そこまで思い至った彼は、ようやく彼女の言葉を咀嚼する余裕を得る。

少女とマツブサを隔てる差異はあまりにも多く、年の差はマツブサにとってそのうちの一つに過ぎなかった。
順当にいけば、一回り以上年上である自分が少女より先に亡くなるのは当然のことだ。
そんな風に、息をするような自然さでマツブサが受け入れてしまったその理を、しかし少女は受け入れようとしない。
受け入れることができなくて、どうしても受け入れたくなくて、「貴方がずっと温かいままでいてくれたらいいのに」と歌うことで駄々を捏ねているのだ。
そう理解して、息が詰まった。

「だからマツブサさん、私を許さないで。そんなことは許されないのだと、せめて現実の貴方は気丈に断言していて」

迷っているのだと少女は言った。一体、何に迷っているのだろう。
その理を受け入れることに迷っているのか、自分の後を追うことに迷っているのか、それとも何に迷っているのか、彼女自身もよく解っていないのか。
まるで子供のようだと思い、そうか、彼女はまだ16歳だったのだと改めて思い至り、苦笑する。
これはきっと、普通のことなのだ。いつもの彼女が大人びているだけのことだ。
彼女はこうした自分を晒すことを恥じているようだが、マツブサにしてみれば、そうして自らの不安や悩みを打ち明けてくれることは寧ろ、嬉しかった。

「君は楽しいことに関してはとても刹那的な性分をしている割に、悲しいことに関しては随分と先のことまで見通して不安になってしまうのだね」

「……呆れましたか?私のことを、」

「何故?別離を恐れるのも、幸せなところに留まろうとするのも、人の性だ、自然なことだよ。私だって君を失うことは怖い。
……だが、今ここにいる私を差し置いて、甘い戯言で君を迎え入れるような夢の中の輩に惚れ込もうとしているのであれば、君の恋人として、黙っている訳にはいかないな」

きょとん、という声が聞こえてきそうな表情を見せた彼女は、しかし次の瞬間、声をあげて笑い始める。
いつもの、聞き慣れた朗らかで気丈な笑い声に、マツブサの締め付けられていた心臓がようやく楽になったのを感じる。

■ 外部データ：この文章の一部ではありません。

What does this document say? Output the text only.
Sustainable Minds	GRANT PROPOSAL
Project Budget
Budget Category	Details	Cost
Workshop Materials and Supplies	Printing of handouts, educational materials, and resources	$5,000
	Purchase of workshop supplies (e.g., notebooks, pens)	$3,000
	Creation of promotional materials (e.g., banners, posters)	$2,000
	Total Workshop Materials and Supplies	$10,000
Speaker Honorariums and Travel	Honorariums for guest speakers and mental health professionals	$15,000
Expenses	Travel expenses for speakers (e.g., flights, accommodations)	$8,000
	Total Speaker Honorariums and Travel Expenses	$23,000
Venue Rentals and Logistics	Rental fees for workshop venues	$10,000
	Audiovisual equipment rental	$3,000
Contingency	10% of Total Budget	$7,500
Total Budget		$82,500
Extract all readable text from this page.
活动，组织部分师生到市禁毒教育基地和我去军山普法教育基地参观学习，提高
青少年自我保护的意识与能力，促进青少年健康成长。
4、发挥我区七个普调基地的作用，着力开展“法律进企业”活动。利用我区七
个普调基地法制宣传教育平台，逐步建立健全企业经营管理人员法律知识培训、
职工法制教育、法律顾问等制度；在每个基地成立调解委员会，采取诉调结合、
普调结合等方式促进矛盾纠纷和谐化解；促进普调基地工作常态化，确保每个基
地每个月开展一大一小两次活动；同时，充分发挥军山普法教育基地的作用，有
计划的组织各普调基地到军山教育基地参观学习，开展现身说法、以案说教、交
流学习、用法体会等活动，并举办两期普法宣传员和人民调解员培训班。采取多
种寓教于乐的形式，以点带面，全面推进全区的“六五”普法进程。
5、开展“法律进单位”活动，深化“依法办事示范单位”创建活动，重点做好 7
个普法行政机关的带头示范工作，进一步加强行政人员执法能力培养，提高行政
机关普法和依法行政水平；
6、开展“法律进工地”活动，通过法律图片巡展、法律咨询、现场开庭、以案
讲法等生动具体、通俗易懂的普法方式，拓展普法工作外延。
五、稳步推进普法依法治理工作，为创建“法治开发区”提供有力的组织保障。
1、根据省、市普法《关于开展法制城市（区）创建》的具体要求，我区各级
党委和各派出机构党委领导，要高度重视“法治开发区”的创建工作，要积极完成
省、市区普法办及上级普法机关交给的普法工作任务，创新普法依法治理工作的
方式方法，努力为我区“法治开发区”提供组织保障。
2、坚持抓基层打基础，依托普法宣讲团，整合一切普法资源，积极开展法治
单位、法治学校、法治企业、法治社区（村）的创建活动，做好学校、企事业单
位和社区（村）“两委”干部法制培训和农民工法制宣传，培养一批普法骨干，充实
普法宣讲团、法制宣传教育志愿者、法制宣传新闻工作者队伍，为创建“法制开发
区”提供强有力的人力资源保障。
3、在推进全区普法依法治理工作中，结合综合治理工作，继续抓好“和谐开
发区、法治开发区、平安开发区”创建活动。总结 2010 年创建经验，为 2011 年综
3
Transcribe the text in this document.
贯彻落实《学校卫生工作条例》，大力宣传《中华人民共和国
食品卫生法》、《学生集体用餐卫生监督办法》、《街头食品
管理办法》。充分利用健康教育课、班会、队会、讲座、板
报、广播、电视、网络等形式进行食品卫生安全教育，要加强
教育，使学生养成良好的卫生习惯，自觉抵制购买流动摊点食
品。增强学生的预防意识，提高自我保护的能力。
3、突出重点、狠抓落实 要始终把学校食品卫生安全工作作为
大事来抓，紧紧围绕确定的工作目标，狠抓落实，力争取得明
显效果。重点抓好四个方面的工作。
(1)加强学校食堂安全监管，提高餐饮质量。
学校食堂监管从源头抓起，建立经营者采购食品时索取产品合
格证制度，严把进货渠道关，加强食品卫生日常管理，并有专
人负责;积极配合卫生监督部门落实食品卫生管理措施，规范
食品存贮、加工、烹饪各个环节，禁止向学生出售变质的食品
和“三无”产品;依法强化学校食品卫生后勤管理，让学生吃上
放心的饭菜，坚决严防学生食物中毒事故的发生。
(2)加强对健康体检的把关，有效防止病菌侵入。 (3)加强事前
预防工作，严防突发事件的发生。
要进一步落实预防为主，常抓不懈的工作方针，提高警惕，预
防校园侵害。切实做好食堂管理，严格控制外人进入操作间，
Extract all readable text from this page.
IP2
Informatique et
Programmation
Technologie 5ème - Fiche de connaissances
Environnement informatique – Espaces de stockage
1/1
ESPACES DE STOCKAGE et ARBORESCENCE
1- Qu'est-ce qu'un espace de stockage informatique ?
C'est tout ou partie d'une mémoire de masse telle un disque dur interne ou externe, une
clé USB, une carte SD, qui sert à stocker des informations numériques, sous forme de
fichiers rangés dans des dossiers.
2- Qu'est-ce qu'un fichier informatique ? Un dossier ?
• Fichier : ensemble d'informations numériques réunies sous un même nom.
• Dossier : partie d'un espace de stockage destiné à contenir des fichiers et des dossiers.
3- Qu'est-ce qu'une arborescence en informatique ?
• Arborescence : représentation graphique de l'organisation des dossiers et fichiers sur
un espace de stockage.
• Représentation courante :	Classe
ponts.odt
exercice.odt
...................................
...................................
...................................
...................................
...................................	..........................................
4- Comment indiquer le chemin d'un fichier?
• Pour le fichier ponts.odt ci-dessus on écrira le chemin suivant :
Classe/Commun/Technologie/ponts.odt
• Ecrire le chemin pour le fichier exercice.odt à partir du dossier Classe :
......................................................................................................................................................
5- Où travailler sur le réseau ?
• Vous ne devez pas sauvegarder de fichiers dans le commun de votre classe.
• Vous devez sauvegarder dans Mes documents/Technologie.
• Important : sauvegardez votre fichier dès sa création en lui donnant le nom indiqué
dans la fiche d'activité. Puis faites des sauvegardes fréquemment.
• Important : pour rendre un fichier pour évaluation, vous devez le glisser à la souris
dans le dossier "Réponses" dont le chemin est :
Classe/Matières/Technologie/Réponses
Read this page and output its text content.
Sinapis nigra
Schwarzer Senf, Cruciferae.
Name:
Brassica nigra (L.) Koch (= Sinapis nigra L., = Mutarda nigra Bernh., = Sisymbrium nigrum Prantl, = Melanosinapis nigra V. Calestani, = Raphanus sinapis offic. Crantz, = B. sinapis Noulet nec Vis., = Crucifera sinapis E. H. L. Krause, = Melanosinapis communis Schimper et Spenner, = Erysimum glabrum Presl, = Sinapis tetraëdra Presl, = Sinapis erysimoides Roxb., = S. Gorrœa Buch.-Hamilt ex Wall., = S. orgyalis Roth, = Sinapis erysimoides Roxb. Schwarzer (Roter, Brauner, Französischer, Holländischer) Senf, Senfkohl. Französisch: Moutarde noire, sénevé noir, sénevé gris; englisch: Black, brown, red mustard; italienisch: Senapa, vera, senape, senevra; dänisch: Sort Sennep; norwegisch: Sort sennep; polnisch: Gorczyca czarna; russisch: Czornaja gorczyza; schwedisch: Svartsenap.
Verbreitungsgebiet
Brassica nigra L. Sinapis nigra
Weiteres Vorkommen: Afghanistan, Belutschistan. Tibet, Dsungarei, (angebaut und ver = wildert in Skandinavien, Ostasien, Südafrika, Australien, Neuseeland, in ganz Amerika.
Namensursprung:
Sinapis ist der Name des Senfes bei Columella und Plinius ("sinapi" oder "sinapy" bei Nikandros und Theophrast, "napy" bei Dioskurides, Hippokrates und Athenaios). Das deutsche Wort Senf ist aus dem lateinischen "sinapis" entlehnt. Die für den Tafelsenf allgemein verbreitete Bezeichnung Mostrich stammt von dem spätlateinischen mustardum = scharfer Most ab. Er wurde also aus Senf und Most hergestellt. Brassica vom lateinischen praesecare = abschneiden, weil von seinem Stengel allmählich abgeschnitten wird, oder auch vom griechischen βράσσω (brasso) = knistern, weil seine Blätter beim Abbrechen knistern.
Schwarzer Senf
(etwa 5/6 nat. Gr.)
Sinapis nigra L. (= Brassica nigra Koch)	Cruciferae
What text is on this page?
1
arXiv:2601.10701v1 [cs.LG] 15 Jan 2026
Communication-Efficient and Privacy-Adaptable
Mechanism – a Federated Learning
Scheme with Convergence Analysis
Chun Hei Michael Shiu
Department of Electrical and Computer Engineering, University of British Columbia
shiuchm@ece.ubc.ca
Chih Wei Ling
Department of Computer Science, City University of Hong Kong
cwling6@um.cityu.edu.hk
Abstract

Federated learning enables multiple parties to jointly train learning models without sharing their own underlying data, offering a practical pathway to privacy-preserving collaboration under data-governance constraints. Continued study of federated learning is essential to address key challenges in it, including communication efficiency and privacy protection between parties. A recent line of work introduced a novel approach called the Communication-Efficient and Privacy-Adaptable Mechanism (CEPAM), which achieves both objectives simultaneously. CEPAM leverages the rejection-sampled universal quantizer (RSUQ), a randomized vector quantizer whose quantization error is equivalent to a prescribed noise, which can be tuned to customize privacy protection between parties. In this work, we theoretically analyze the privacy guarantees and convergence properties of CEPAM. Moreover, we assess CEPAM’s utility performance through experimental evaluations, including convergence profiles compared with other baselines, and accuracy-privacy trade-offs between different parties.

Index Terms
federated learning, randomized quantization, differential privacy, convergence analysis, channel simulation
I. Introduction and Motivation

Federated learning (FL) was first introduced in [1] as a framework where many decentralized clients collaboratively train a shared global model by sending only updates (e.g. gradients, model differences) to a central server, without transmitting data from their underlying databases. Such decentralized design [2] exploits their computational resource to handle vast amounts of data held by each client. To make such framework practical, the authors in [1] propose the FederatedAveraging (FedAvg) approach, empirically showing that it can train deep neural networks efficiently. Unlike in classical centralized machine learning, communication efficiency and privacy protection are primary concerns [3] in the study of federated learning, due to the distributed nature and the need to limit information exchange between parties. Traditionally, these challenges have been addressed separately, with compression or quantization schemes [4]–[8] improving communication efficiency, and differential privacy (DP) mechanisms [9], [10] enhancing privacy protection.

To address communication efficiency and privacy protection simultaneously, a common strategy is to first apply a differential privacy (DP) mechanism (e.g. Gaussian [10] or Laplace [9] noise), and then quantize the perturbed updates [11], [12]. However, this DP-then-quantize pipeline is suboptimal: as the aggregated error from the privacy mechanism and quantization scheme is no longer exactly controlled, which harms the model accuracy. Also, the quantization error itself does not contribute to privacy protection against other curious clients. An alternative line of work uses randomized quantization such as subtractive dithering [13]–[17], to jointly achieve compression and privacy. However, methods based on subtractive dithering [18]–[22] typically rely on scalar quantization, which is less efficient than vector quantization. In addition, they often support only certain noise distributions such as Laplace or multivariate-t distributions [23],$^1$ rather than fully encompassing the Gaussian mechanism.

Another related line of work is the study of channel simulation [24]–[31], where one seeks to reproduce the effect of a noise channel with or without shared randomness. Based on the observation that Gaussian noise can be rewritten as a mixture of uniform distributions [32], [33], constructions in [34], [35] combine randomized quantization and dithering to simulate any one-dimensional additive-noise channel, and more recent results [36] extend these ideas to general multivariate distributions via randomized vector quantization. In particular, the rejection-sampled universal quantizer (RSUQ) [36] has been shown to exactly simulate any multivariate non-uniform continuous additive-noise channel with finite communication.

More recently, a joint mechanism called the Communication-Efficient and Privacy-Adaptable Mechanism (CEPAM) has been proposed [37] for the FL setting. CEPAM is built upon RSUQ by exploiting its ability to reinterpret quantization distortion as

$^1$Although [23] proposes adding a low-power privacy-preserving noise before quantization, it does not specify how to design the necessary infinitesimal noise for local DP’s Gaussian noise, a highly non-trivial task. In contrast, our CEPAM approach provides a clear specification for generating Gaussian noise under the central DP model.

やわらかく微笑んだマツブサの腕に縋った少女の、マツブサさん、と繰り返し呼ぶその音が震え始める。
呼ばれる度にその栗色の髪を撫でれば、いよいよ鈍色の目がぐらりと揺れる。
ああ、きっと不安定になっているのだ。明日になれば彼女はきっと笑顔で此処を訪れる。いつものように弾けるような声音で、マツブサの名を呼ぶに違いないのだ。
君はそうした強い子だ。だからそのような、大きすぎる残酷な理にいつまでも囚われる必要などない。

「大丈夫だよ。私は時が許す限り、君の傍でこの手の温度を保っているから」

少女の指が、彼の腕に強く爪を立てて泣き出した。